High Court of Ireland seeks clarity from European Court regarding the circumstances in which it can order the identities of anonymous online wrongdoers to be revealed.
On 19 May 2021, the High Court of Ireland confirmed that it proposes to make a preliminary reference to the Court of Justice of the European Union (CJEU) seeking clarity on the circumstances in which it can grant what is known as a Norwich Pharmacal Order. Norwich Pharmacal Orders (named after the first case in which such an order was made) have been granted by the courts in Ireland for decades. However, in recent years, there has been a significant increase in the number of orders being sought against social media companies, in particular by parties seeking to unmask anonymous users who have made defamatory comments online. The orders are sought so that legal proceedings can be brought against those users once their identities are known. Applications for Norwich Pharmacal Orders have, to date, tended to be made without notice to the alleged wrongdoer so the alleged wrongdoer is not heard by the court in relation to it.
The High Court makes the preliminary reference in the context of proceedings issued by the Board of Management of Salesian Secondary College, Limerick, against Facebook Ireland Limited (“Facebook”), seeking a disclosure order to compel Facebook to identify the individual(s) behind an Instagram account, “Pallaskenrymemes”. The account, which was active between 14 and 24 October 2019, published a number of “memes” (stock images from the internet with text superimposed) relating to individuals and events at the school, content which the Court described as “coarse and vulgar”. The disclosure order was sought by the school for the purpose of “dealing with” the individual(s) behind the account by way of “disciplinary or pastoral response”. However, the school did not intend to bring any legal proceedings against those behind the account.
The High Court proposes to refer a number of questions to the CJEU, including:
(i) whether there is an implied right under the Charter of Fundamental Rights of the European Union (Charter) to post anonymously on the internet (subject to any countervailing objective of public interest);
(ii) what is the threshold to be met under the GDPR / Charter before a social media platform can be compelled to disclose information about a user and whether it is necessary for a third party seeking disclosure to establish a “strong prima facie case” of tortious wrongdoing and an intention to pursue legal proceedings; and
(iii) whether it is necessary for a national court to attempt to put the anonymous user on notice of an application for a disclosure order.
Mr Justice Garrett Simons noted that the application presented significant legal issues in respect of privacy, data protection and freedom of expression and indicated that there is a strong argument that persons using a social media platform anonymously have an expectation that their identity will not be disclosed without their consent (subject to any countervailing public interest in the disclosure of their identity, for example in the context of defamation proceedings). In addition, the judge noted that the school was inviting the court to depart from the longstanding requirement that an applicant seeking a disclosure order must have an intention to pursue legal proceedings for the alleged tortious wrongdoing. He said that the position advanced by the school would represent a significant departure from the existing case law of the Irish Courts. It was in this context that the decision to make a reference to the CJEU was made.
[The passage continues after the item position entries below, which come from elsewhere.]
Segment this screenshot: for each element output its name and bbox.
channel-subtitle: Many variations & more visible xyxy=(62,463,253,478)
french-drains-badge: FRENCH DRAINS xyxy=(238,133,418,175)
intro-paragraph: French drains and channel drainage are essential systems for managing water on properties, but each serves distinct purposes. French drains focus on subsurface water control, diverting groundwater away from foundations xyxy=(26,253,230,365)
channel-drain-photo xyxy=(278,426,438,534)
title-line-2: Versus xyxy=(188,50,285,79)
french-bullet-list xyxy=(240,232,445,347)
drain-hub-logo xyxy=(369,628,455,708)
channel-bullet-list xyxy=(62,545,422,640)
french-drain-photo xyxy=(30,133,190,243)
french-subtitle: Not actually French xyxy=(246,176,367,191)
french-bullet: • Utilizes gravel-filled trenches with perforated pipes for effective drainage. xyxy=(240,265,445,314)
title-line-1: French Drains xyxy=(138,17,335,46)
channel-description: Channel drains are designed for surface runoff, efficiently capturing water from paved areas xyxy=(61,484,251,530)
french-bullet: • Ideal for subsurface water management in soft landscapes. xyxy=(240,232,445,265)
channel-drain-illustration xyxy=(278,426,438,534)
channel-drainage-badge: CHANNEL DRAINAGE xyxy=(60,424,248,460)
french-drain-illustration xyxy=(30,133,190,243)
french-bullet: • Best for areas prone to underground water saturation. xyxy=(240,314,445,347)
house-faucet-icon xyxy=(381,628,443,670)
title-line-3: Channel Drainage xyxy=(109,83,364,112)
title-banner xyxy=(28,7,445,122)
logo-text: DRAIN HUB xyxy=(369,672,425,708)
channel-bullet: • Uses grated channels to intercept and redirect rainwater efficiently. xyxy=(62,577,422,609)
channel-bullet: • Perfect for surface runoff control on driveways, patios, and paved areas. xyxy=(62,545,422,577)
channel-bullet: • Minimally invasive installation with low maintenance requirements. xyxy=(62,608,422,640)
While the High Court distinguished this case on the basis of its unique features, the questions proposed are relatively broad and, depending on the response from the CJEU, have the potential to alter the landscape more widely in respect of disclosure orders against social media platforms and other Internet Service Providers into the future, particular with regard to a right to post anonymously, the threshold to be met when granting such orders, and notification requirements to users. It remains to be seen whether the High Court will alter its approach to granting disclosure orders while awaiting clarity from Europe.
The proposed questions (to be confirmed following a further hearing on 14 June) are as follows:
(1) Do the rights conferred under Article 7, Article 8 and Article 11 of the Charter of Fundamental Rights of the European Union imply a right, in principle, to post material anonymously on the internet (subject always to any countervailing objective of public interest)? If so, is this right qualified in the case of the students and staff of a secondary school?
(2) What is the threshold to be met under the General Data Protection Regulation and/or the Charter before the provider of a social media platform can be compelled to disclose, to a third party, information which would identify an otherwise anonymous account user? Is it necessary for the third party seeking disclosure to establish a strong prima facie case of tortious wrongdoing and an intention to pursue legal proceedings? Alternatively, does the board of management of a secondary school have a sufficient interest in disciplining its students and staff for their online activities to entitle it to disclosure, even in the absence of an intention to pursue legal proceedings? If so, is it necessary to establish that the online activities are disruptive to the school environment?
(3) Is there any necessity for a national court to attempt to put the affected party on notice of an application which seeks to identify the operators of an otherwise anonymous user account? Should, for example, the national court direct that the social media platform notify the party and inform them that they have an opportunity to make submissions anonymously to the court?